When stream: true, you receive a lazy Stream that yields response chunks.

{:ok, stream} = Ollixir.chat(client,
  model: "llama3.2",
  messages: messages,
  stream: true
)

# Process each chunk as it arrives
stream
|> Stream.each(fn chunk ->
  IO.write(chunk["message"]["content"] || "")
end)
|> Stream.run()

Pros

  • Simple enumeration with Enum or Stream
  • Easy to compose with other Stream operations
  • Works well in scripts and one-off tasks

Cons

  • Uses receive/0 internally
  • Not safe in GenServer callbacks (blocks the process)

Collecting Results

chunks = Enum.to_list(stream)
full_response = chunks
  |> Enum.map(& &1["message"]["content"])
  |> Enum.join("")

Process Mode

When stream: pid, messages are sent to the specified process.

{:ok, task} = Ollixir.chat(client,
  model: "llama3.2",
  messages: messages,
  stream: self()
)

# Messages arrive as:
# {task_pid, {:data, %{"message" => ..., "done" => false}}}
# {task_pid, {:data, %{"message" => ..., "done" => true}}}
# {task_ref, {:ok, %Req.Response{status: 200}}}

Pros

  • Non-blocking for the caller
  • Safe in GenServer/LiveView callbacks
  • Proper OTP supervision

Cons

  • More setup required
  • Must handle messages explicitly

Phoenix LiveView Integration

Process mode is ideal for LiveView:

defmodule MyAppWeb.ChatLive do
  use Phoenix.LiveView

  def handle_event("send", %{"message" => msg}, socket) do
    messages = socket.assigns.messages ++ [%{role: "user", content: msg}]
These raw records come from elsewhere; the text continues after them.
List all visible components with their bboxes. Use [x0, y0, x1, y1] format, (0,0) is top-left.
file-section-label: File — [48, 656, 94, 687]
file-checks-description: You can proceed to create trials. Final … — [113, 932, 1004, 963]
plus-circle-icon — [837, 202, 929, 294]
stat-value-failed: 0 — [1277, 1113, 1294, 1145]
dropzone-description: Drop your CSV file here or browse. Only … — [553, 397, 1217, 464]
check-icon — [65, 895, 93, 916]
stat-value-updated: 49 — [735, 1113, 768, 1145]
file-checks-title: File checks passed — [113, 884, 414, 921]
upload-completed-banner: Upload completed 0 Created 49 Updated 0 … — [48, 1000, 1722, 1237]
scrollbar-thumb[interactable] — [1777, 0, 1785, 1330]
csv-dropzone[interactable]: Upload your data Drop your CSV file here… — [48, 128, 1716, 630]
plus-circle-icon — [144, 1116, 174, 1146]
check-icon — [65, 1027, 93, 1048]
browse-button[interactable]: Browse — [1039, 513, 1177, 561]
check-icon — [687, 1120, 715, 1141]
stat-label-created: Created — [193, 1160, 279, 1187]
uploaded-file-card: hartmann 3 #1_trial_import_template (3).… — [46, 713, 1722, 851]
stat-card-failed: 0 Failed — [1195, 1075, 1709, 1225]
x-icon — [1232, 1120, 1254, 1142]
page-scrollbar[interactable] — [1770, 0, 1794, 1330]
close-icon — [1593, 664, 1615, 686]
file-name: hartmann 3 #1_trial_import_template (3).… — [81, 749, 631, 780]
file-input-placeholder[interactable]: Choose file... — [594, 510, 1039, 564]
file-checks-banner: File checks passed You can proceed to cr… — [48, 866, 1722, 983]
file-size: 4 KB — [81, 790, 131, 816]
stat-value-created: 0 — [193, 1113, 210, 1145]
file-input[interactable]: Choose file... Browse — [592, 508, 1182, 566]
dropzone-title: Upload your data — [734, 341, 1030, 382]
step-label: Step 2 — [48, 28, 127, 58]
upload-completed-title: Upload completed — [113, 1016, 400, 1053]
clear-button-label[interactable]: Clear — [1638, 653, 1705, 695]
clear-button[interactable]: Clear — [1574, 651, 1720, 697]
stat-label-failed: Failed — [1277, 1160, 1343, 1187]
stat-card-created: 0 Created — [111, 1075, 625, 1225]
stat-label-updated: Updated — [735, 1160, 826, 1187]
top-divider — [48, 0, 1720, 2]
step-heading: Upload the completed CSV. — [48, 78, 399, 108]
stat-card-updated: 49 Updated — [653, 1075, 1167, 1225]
    {:ok, task} = Ollixir.chat(socket.assigns.client,
      model: "llama3.2",
      messages: messages,
      stream: self()
    )

    {:noreply, assign(socket,
      messages: messages,
      streaming: true,
      current_response: "",
      task: task
    )}
  end

  # Handle streaming chunks
  def handle_info({pid, {:data, %{"done" => false} = chunk}}, socket)
      when pid == socket.assigns.task.pid do
    content = get_in(chunk, ["message", "content"]) || ""
    {:noreply, update(socket, :current_response, &(&1 <> content))}
  end

  # Handle stream completion
  def handle_info({pid, {:data, %{"done" => true}}}, socket)
      when pid == socket.assigns.task.pid do
    messages = socket.assigns.messages ++ [
      %{role: "assistant", content: socket.assigns.current_response}
    ]
    {:noreply, assign(socket,
      messages: messages,
      streaming: false,
      current_response: ""
    )}
  end

  # Handle task completion
  def handle_info({ref, {:ok, _response}}, socket) do
    Process.demonitor(ref, [:flush])
    {:noreply, socket}
  end
end

Error Handling

Enumerable Mode

try do
  stream |> Stream.each(&process/1) |> Stream.run()
rescue
  e in Ollixir.ResponseError ->
    Logger.error("Stream error: #{e.message}")
end

Process Mode

def handle_info({ref, {:error, reason}}, socket) do
  Process.demonitor(ref, [:flush])
  {:noreply, assign(socket, error: reason, streaming: false)}
end

Typed Streaming (Optional)

When response_format: :struct is set, streaming chunks are delivered as typed structs instead of maps:

{:ok, stream} = Ollixir.chat(client,
  model: "llama3.2",
  messages: messages,
  stream: true,
  response_format: :struct
)

Choosing a Mode


 Are you in a GenServer/LiveView?        

                 
         
          Yes            No
                        
      
     Use           Use        
     stream:       stream:    
     self()        true